NSPCC launches 'Underwear Rule' digital and radio campaign to help parents via Inferno

Pants-1.jpgThe NSPCC is today launching a six week digital and radio campaign, 'Underwear Rule', crafted by independent advertising agency Inferno, with media planned and bought by OMD UK, launches today, to help parents protect their children from sexual abuse. 

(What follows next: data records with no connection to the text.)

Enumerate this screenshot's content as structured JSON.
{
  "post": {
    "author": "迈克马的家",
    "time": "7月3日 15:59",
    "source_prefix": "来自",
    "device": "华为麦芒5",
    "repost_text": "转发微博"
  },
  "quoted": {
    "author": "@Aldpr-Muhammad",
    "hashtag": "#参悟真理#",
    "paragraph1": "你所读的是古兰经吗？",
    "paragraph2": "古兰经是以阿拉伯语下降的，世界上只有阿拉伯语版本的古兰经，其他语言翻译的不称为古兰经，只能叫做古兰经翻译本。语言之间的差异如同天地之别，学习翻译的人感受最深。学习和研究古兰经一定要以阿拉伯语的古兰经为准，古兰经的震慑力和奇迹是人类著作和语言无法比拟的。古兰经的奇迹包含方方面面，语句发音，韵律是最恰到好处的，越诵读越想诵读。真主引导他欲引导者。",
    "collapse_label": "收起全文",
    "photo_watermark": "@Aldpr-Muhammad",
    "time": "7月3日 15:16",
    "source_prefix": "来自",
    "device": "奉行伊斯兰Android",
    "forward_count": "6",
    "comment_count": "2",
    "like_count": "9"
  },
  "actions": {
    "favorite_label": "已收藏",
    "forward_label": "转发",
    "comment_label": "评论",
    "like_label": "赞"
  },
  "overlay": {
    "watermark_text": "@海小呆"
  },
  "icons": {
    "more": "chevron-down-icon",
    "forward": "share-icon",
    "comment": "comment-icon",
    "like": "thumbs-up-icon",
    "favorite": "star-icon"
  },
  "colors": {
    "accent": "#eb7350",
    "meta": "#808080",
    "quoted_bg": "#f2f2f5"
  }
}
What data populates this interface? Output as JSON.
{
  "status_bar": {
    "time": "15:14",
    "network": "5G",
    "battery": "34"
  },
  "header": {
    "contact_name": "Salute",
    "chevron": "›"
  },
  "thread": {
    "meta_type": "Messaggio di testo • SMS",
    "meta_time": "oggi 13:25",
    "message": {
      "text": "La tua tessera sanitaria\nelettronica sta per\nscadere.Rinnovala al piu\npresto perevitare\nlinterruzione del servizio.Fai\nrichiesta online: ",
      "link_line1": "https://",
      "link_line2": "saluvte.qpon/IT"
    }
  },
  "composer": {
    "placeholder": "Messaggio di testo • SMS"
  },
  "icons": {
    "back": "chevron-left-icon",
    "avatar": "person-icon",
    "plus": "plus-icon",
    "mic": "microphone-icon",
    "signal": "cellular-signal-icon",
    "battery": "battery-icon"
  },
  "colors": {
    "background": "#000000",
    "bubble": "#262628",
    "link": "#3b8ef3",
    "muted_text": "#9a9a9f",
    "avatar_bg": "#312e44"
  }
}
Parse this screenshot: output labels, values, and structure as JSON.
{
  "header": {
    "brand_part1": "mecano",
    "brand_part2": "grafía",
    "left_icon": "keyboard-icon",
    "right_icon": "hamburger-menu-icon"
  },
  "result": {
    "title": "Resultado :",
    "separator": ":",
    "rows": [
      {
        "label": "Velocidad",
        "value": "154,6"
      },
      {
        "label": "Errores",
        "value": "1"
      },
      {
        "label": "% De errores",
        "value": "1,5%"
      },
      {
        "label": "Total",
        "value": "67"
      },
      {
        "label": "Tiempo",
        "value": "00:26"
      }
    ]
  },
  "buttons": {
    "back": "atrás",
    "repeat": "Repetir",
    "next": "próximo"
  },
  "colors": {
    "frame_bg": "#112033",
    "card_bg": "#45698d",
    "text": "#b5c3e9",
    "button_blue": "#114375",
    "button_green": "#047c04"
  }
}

'Underwear Rule' is advice and a call to action for parents, to help teach their children that their bodies are private, that builds on an idea that came from the universal truth that all children and parents have nicknames for private parts.
It comes as a new online YouGov poll shows half the parents of 5-17-year-olds who took part in the survey have never spoken to their sons or daughters about the issue.  And of those who have more than two in five (43%) said it was a difficult conversation. Just over one in ten (11%) UK adults surveyed said primary school children faced the biggest risk of sexual abuse from someone they don't know with half (51%) listing 'stranger danger' an area of concern for children of this age. However, previous NSPCC research has shown that in at least 90% of cases the offender was known to the child. Awareness of sexual abuse has risen dramatically since the vast catalogue of assaults committed by Jimmy Savile were revealed last year, with the NSPCC's helpline experiencing a huge rise in calls. But while parents want to help their children stay safe from sexual abuse many don't always have the confidence to explain how. The importance of this is underlined by one of the YouGov findings which shows more than 83% of those taking part said they thought parents of 5-11-year-olds were responsible for talking to them about the risk.
 
NSPCC_2.jpgA 50" and a 30" film directed by Joanna Bailey at Bare Films presents a series of children telling the camera what terms they use to describe their privates. Funny expressions such as "my Willy Wonka", "Dinkle Winkle" and "my Wiggle" are given in the endearing manner only little kids can manage. This prelude is ended with a voiceover explaining, "whatever they call it, start talking to your child about which part of their body is private", 'The Underwear Rule'. The film will be seeded online through the Netmums network, on Facebook, YouTube and on rich media banners.
 
The campaign complements the organisation's ChildLine Schools Service which is visiting every primary school in the UK advising children on how to stay safe from all forms of abuse.
There will be supportive guidance for parents explaining the Underwear Rule. The NSPCC has developed an easy-to-remember guide - Talk PANTS - that helps children understand the key points of the Rule.

Privates are private.
Always remember your body belongs to you
No means no
Talk about secrets that upset you
Speak up, someone can help
 
NSPCC_3.jpgNSPCC_4.jpgPeter Wanless, CEO of the NSPCC, said: "The shocking case of Savile has horrified many parents and understandably it has heightened concerns around sexual abuse. But most abuse is closer to home and if we are to tackle this issue we must prevent it before it even starts. To do this we must educate our children about staying safe and speaking out. Parents have told us they lack confidence in approaching this difficult but important issue. We've worked with parent groups to devise a simple, age appropriate way of making sure children speak up if something happens. It's a quick conversation but could make a big difference.

"It's really easier than you may think and you don't have to mention abuse or sex at all. Just ask them to remember the 'Underwear Rule'.

"Of course telling kids about crossing the road, stranger danger and bullying are really important but this should be discussed as well. Most parents still think that stranger danger is a threat facing children from the adult world but most abuse is committed by someone known to the child with stranger abuse being very rare. This means traditional messages like 'don't take sweets from strangers' are important but don't work for much of the abuse that is occurring."

Al Young, executive creative director at Inferno, said: "Children say the funniest things, chats with kids always raise a smile. In contrast, the topic of sexual abuse is never a comfortable conversation but one we must confront, recent events being a brutal reminder of this. The film work for 'Underwear Rule' endears us the kids on screen and emphasises the joy and innocence of children, then the practical message at the end packs a real punch that will stick. The call to action offers a helpful and manageable way to inform a child, without unnecessary distress".